Darüber hinaus gibt es noch die gottgegebenen Geschlechter: Die Habsburger, Karolinger, Wittelsbacher oder wie auch immer die Adelsgeschlechter heißen mögen.
Soziologisch betrachtet kann die Anzahl der Geschlechtidentitäten nur mit n spezifiziert werden. Denn schließlich weicht das, was etwa für die Geschlechtsidentität von Frauen in Deutschland fundamental ist, signifikant von den Identitäten von Frauen in Anatolien oder China ab. Ja, allein ob vergleichbare Frauen eines Kulturkreises "eine" Geschlechtsidentität haben, erscheint fraglich. Ein korrektes Verständnis von Geschlechtsidentitäten muss daher auf der Zuweisung

"Ich bin X" | X ∈ {♂, ♀, Ω}

basieren, wobei Ω für eine nicht näher spezifizierte Menge von Geschlechtern steht, für die zunächst - ohne nähere Erläuterung und Beweis - lediglich Abzählbarkeit unterstellt werden soll.

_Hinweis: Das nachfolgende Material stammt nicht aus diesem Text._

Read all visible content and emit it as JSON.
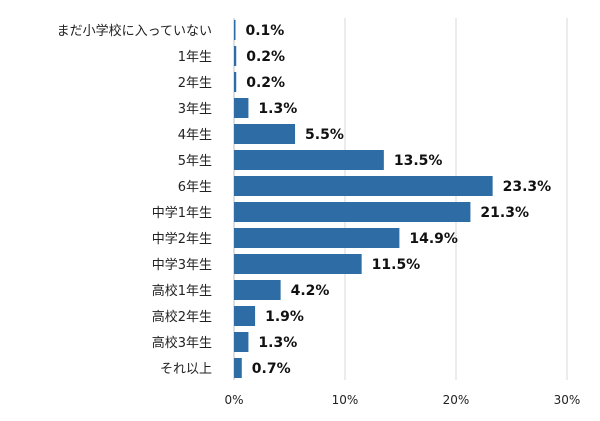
{
  "chart_data": {
    "type": "bar",
    "orientation": "horizontal",
    "categories": [
      "まだ小学校に入っていない",
      "1年生",
      "2年生",
      "3年生",
      "4年生",
      "5年生",
      "6年生",
      "中学1年生",
      "中学2年生",
      "中学3年生",
      "高校1年生",
      "高校2年生",
      "高校3年生",
      "それ以上"
    ],
    "values": [
      0.1,
      0.2,
      0.2,
      1.3,
      5.5,
      13.5,
      23.3,
      21.3,
      14.9,
      11.5,
      4.2,
      1.9,
      1.3,
      0.7
    ],
    "value_labels": [
      "0.1%",
      "0.2%",
      "0.2%",
      "1.3%",
      "5.5%",
      "13.5%",
      "23.3%",
      "21.3%",
      "14.9%",
      "11.5%",
      "4.2%",
      "1.9%",
      "1.3%",
      "0.7%"
    ],
    "xlim": [
      0,
      30
    ],
    "xticks": [
      0,
      10,
      20,
      30
    ],
    "xtick_labels": [
      "0%",
      "10%",
      "20%",
      "30%"
    ],
    "grid": true,
    "colors": {
      "bar": "#2e6ca5",
      "grid": "#d9d9d9",
      "axis": "#bfbfbf"
    }
  }
}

Bemerkenswert ist, dass selbst Menschen, die strikt nicht als Männer oder Frauen bezeichnet werden können, also Intersexuelle, meist eine starke Tendenz entwickeln, sich mit einem der beiden dominanten Geschlechter zu identifizieren und Abweichungen zu verleugnen.
Dies resultiert einerseits daraus, dass Geschlechtskonformität einen Statuswert darstellt und Geschlechtsdefizite - also jede Abweichung vom Idealtypus - peinlich verschweigen werden. Andererseits können Individuen, die keinem der beiden dominanten Geschlechter entsprechen, sprachlich nicht adäquat erfasst werden womit sie immer auf ein "er" oder "sie" reduziert werden müssen.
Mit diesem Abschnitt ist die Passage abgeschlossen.